Thermal extraction from a coal fire by using a two-phase closed thermosyphon (TPCT) is a clean and sustainable approach to govern coal spontaneous combustion (CSC). However, investigations into the elimination of coupling effects and the optimal design of the primary operational variables of TPCTs for effective prevention and control of coal fires are lacking. Through orthogonal experiments, this study examined the influence of the major factors of nanoliquid as liquid working medium, filling percentage, and aspect ratio on TPCT heat transfer.

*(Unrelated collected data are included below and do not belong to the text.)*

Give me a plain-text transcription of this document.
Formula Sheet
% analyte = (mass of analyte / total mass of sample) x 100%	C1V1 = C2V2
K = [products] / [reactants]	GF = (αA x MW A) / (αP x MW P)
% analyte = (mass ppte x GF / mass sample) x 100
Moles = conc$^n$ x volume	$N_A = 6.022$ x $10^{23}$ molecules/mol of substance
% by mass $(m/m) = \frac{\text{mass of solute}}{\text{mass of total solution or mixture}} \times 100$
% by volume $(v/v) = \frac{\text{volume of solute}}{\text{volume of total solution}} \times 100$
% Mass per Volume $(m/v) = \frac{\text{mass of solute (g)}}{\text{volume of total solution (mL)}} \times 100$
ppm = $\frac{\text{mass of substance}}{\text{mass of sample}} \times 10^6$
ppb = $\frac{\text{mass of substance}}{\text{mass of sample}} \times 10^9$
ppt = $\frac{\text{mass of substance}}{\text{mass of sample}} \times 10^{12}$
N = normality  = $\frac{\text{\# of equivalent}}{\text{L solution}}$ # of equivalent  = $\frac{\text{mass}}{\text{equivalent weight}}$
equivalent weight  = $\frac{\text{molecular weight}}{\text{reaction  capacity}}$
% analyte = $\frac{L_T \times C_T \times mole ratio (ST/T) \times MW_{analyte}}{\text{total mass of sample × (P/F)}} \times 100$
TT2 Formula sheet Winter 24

Analysis of variance (ANOVA) was performed to obtain the optimal combination of variables. The results indicated that when the coal temperature was 100 °C, the highest heat transfer performance of TPCTs among all experimental test cases was achieved which utilising CuO–H2O as the liquid working fluid, a 25% filling percentage, and an aspect ratio of 15. The optimal combination of variables obtained using ANOVA constituted a CuO–H2O liquid working medium, a filling percentage of 15%, and an aspect ratio of 15. Subsequent numerical predictions indicated a 74.9% increase in the heat transfer performance of TPCT with the aforementioned combination of ANOVA-based variables compared with the experimental combinations. [Display omitted] •Designed orthogonal experiments to explore the heat transfer of TPCTs.•Identified the best combination of variables through ANOVA.•Conducted numerical simulations of TPCTs based upon the experimental data and ANOVA.•Simulation of TPCT heat transfer based upon ANOVA outperformed that based upon experimental data.